Two NASA astronauts performed the first spacewalk of the year Friday at the International Space Station.
Flight engineers Anne McClain and Nick Hague began their excursion at 8:01 a.m. ET. The pair spent six hours and 39 minutes performing maintenance along the space station’s truss structure.
McClain and Hague replaced nickel-hydrogen batteries that power a section of the space station’s solar arrays with lithium-ion versions that NASA says are newer and more powerful. The agency said this work is part of a broader effort that first got underway in January 2017 to overhaul the space station’s power system.

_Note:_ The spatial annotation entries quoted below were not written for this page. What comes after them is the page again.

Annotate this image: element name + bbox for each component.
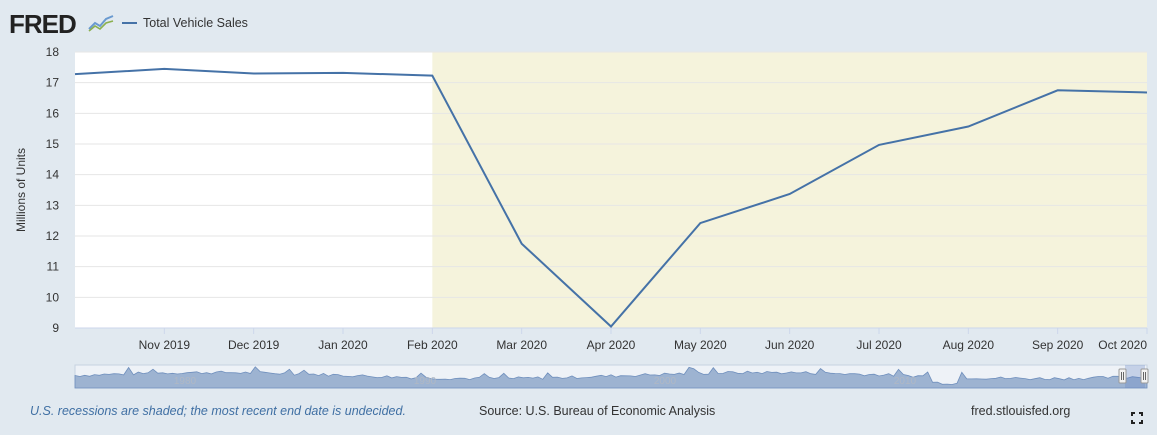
y-tick-label: 13 (46, 198, 60, 212)
y-tick-label: 11 (47, 260, 60, 274)
y-tick-label: 12 (46, 229, 60, 243)
navigator-label: 2000 (654, 376, 677, 387)
x-tick-label: May 2020 (674, 338, 727, 352)
y-tick-label: 14 (46, 168, 60, 182)
recession-shade (432, 52, 1147, 328)
recession-note: U.S. recessions are shaded; the most rec… (30, 404, 406, 418)
source-note: Source: U.S. Bureau of Economic Analysis (479, 404, 716, 418)
y-axis-label: Millions of Units (14, 148, 28, 232)
x-tick-label: Aug 2020 (943, 338, 995, 352)
x-tick-label: Jul 2020 (856, 338, 902, 352)
x-tick-label: Sep 2020 (1032, 338, 1084, 352)
x-tick-label: Oct 2020 (1098, 338, 1147, 352)
site-link[interactable]: fred.stlouisfed.org (971, 404, 1071, 418)
chart: 9 10 11 12 13 14 15 16 17 18 Nov 2019 Dec 2019 Jan … (14, 45, 1149, 389)
navigator-label: 1980 (174, 376, 197, 387)
x-tick-label: Jan 2020 (318, 338, 368, 352)
y-tick-label: 17 (46, 76, 60, 90)
x-tick-label: Jun 2020 (765, 338, 815, 352)
line-chart-icon (88, 15, 114, 32)
legend-label: Total Vehicle Sales (143, 16, 248, 30)
x-tick-label: Nov 2019 (139, 338, 191, 352)
navigator-label: 1990 (414, 376, 437, 387)
y-tick-label: 10 (46, 290, 60, 304)
legend[interactable]: Total Vehicle Sales (122, 16, 248, 30)
legend-swatch (122, 22, 137, 24)
x-tick-label: Apr 2020 (587, 338, 636, 352)
series-line[interactable] (74, 67, 1148, 328)
navigator-selection[interactable] (1125, 365, 1145, 388)
x-tick-label: Feb 2020 (407, 338, 458, 352)
fred-logo[interactable]: FRED (9, 9, 77, 39)
navigator-label: 2010 (894, 376, 917, 387)
fullscreen-icon[interactable] (1131, 412, 1143, 424)
x-tick-label: Mar 2020 (496, 338, 547, 352)
navigator-handle[interactable] (1140, 368, 1149, 384)
y-tick-label: 18 (46, 45, 60, 59)
navigator-series (74, 366, 1148, 389)
y-tick-label: 9 (52, 321, 59, 335)
x-tick-label: Dec 2019 (228, 338, 280, 352)
y-tick-label: 15 (46, 137, 60, 151)
y-tick-label: 16 (46, 106, 60, 120)
navigator-handle[interactable] (1118, 368, 1127, 384)
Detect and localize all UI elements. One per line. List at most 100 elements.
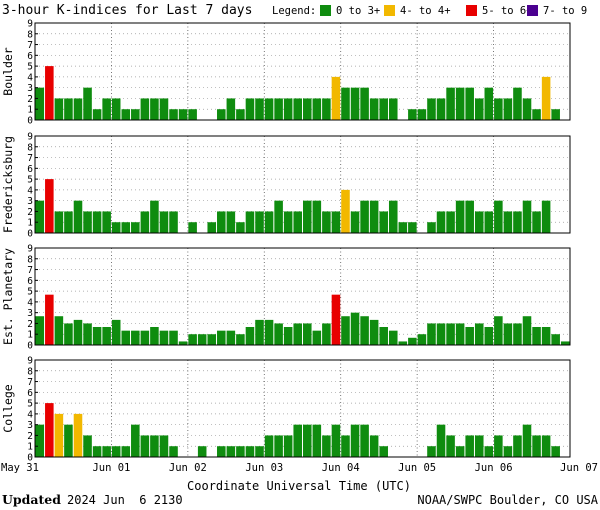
k-index-bar	[455, 446, 465, 457]
k-index-bar	[245, 98, 255, 120]
y-tick-label: 5	[27, 399, 33, 410]
k-index-bar	[217, 211, 226, 233]
k-index-bar	[293, 323, 302, 345]
legend-swatch	[527, 5, 538, 16]
k-index-bar	[446, 435, 455, 457]
k-index-bar	[474, 323, 484, 345]
k-index-bar	[255, 446, 264, 457]
station-label: Est. Planetary	[1, 248, 15, 345]
k-index-bar	[274, 98, 283, 120]
y-tick-label: 9	[27, 244, 33, 255]
k-index-bar	[322, 435, 331, 457]
k-index-bar	[331, 76, 341, 120]
y-tick-label: 1	[27, 218, 33, 229]
k-index-bar	[83, 211, 92, 233]
k-index-bar	[54, 316, 64, 345]
station-label: Boulder	[1, 47, 15, 96]
x-tick-label: Jun 03	[245, 462, 283, 474]
k-index-bar	[465, 200, 474, 233]
k-index-bar	[150, 435, 159, 457]
k-index-bar	[474, 211, 484, 233]
k-index-bar	[388, 98, 398, 120]
k-index-bar	[197, 334, 207, 345]
k-index-bar	[236, 109, 245, 120]
k-index-bar	[245, 446, 255, 457]
k-index-bar	[92, 327, 102, 345]
x-tick-label: Jun 02	[169, 462, 207, 474]
y-tick-label: 6	[27, 388, 33, 399]
k-index-bar	[522, 316, 532, 345]
y-tick-label: 5	[27, 287, 33, 298]
legend-swatch	[320, 5, 331, 16]
k-index-bar	[379, 98, 388, 120]
k-index-bar	[188, 334, 197, 345]
y-tick-label: 9	[27, 356, 33, 367]
k-index-bar	[398, 341, 408, 345]
k-index-bar	[369, 98, 379, 120]
k-index-bar	[217, 109, 226, 120]
k-index-bar	[169, 330, 178, 345]
plot-area	[35, 360, 570, 457]
credit-text: NOAA/SWPC Boulder, CO USA	[417, 493, 598, 507]
k-index-bar	[197, 446, 207, 457]
y-tick-label: 2	[27, 431, 33, 442]
plot-frame	[34, 359, 571, 458]
k-index-bar	[341, 87, 350, 120]
k-index-bar	[226, 330, 236, 345]
k-index-bar	[322, 211, 331, 233]
legend-swatch	[384, 5, 395, 16]
y-tick-label: 1	[27, 330, 33, 341]
k-index-bar	[522, 424, 532, 457]
k-index-bar	[369, 435, 379, 457]
k-index-bar	[408, 337, 417, 345]
k-index-bar	[455, 200, 465, 233]
k-index-bar	[111, 98, 121, 120]
k-index-bar	[427, 323, 436, 345]
k-index-bar	[207, 222, 217, 233]
k-index-bar	[532, 211, 541, 233]
k-index-bar	[408, 222, 417, 233]
station-label: Fredericksburg	[1, 136, 15, 233]
k-index-bar	[64, 98, 73, 120]
plot-frame	[34, 135, 571, 234]
k-index-bar	[274, 200, 283, 233]
k-index-bar	[312, 330, 322, 345]
k-index-bar	[188, 109, 197, 120]
k-index-bar	[331, 211, 341, 233]
x-axis-title: Coordinate Universal Time (UTC)	[187, 479, 411, 493]
k-index-bar	[150, 98, 159, 120]
k-index-bar	[293, 424, 302, 457]
k-index-bar	[54, 413, 64, 457]
k-index-bar	[35, 87, 45, 120]
k-index-bar	[159, 211, 169, 233]
k-index-bar	[150, 200, 159, 233]
y-tick-label: 1	[27, 105, 33, 116]
k-index-bar	[379, 211, 388, 233]
k-index-bar	[35, 316, 45, 345]
k-index-bar	[274, 435, 283, 457]
k-index-bar	[455, 87, 465, 120]
k-index-bar	[379, 446, 388, 457]
k-index-bar	[303, 200, 312, 233]
legend-entry-label: 5- to 6+	[482, 5, 533, 17]
k-index-bar	[111, 446, 121, 457]
k-index-bar	[484, 446, 494, 457]
k-index-bar	[350, 211, 360, 233]
k-index-bar	[551, 109, 560, 120]
k-index-bar	[73, 200, 83, 233]
k-index-bar	[64, 323, 73, 345]
y-tick-label: 6	[27, 164, 33, 175]
k-index-bar	[54, 211, 64, 233]
k-index-bar	[427, 98, 436, 120]
k-index-bar	[350, 312, 360, 345]
y-tick-label: 4	[27, 185, 33, 196]
k-index-bar	[236, 222, 245, 233]
k-index-bar	[408, 109, 417, 120]
k-index-bar	[369, 200, 379, 233]
y-tick-label: 3	[27, 196, 33, 207]
k-index-bar	[264, 435, 274, 457]
k-index-bar	[494, 435, 503, 457]
k-index-bar	[45, 294, 54, 345]
k-index-bar	[140, 98, 150, 120]
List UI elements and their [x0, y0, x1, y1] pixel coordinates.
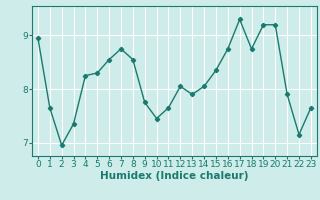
X-axis label: Humidex (Indice chaleur): Humidex (Indice chaleur) — [100, 171, 249, 181]
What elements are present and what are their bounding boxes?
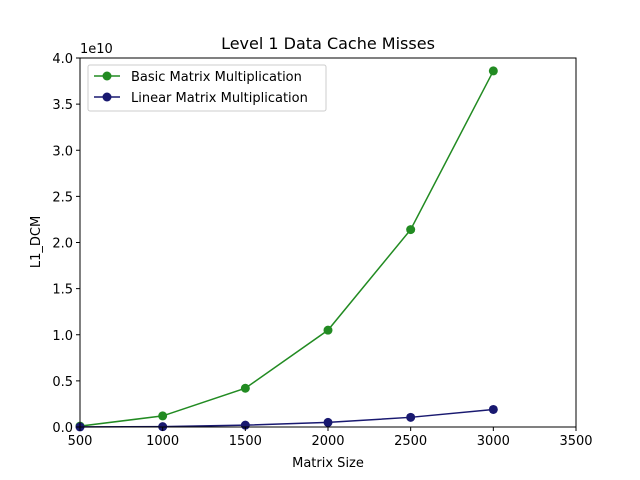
data-point (323, 325, 333, 335)
x-tick-label: 500 (68, 434, 93, 449)
x-tick-label: 3000 (477, 434, 510, 449)
y-tick-label: 2.0 (52, 237, 73, 252)
legend-marker (102, 92, 112, 102)
series-line (79, 70, 494, 427)
y-tick-label: 1.0 (52, 329, 73, 344)
y-tick-label: 0.5 (52, 375, 73, 390)
x-axis: 500 1000 1500 2000 2500 3000 3500 (68, 427, 593, 449)
series-layer (75, 66, 498, 432)
x-tick-label: 2000 (311, 434, 344, 449)
x-tick-label: 1500 (229, 434, 262, 449)
y-tick-label: 4.0 (52, 52, 73, 67)
y-tick-label: 3.5 (52, 98, 73, 113)
y-tick-label: 3.0 (52, 144, 73, 159)
x-axis-label: Matrix Size (292, 456, 364, 471)
legend: Basic Matrix Multiplication Linear Matrix… (87, 64, 327, 112)
legend-label: Basic Matrix Multiplication (131, 70, 302, 85)
chart-title: Level 1 Data Cache Misses (221, 34, 435, 53)
x-tick-label: 3500 (559, 434, 592, 449)
legend-box (87, 64, 327, 112)
plot-frame (79, 57, 577, 428)
x-tick-label: 1000 (146, 434, 179, 449)
legend-marker (102, 71, 112, 81)
y-axis-label: L1_DCM (29, 216, 44, 268)
legend-label: Linear Matrix Multiplication (131, 91, 308, 106)
data-point (323, 417, 333, 427)
y-tick-label: 2.5 (52, 190, 73, 205)
data-point (406, 412, 416, 422)
x-tick-label: 2500 (394, 434, 427, 449)
y-tick-label: 1.5 (52, 283, 73, 298)
y-tick-label: 0.0 (52, 421, 73, 436)
data-point (406, 225, 416, 235)
data-point (488, 404, 498, 414)
data-point (158, 411, 168, 421)
data-point (240, 383, 250, 393)
data-point (488, 66, 498, 76)
y-axis: 0.0 0.5 1.0 1.5 2.0 2.5 3.0 3.5 4.0 (52, 52, 80, 436)
y-offset-label: 1e10 (80, 42, 113, 57)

Both McClain and Hague made their spacewalking debuts during today's outing. McClain launched to the station on her first trip to space in December 2018. Hague arrived at the space station on March 14. He was originally scheduled to fly to the station in October 2018, but a rocket malfunction shortly after liftoff forced his Russian-built Soyuz capsule to make an emergency return to Earth.
Next week, McClain will conduct her second spacewalk, but that excursion will be one for the history books. The outing will be NASA’s first all-female spacewalk. McClain will be joined on the spacewalk by fellow NASA astronaut Christina Koch and will be aided on the ground by flight directors Mary Lawrence and Kristen Facciol in Mission Control at the Johnson Space Center in Houston.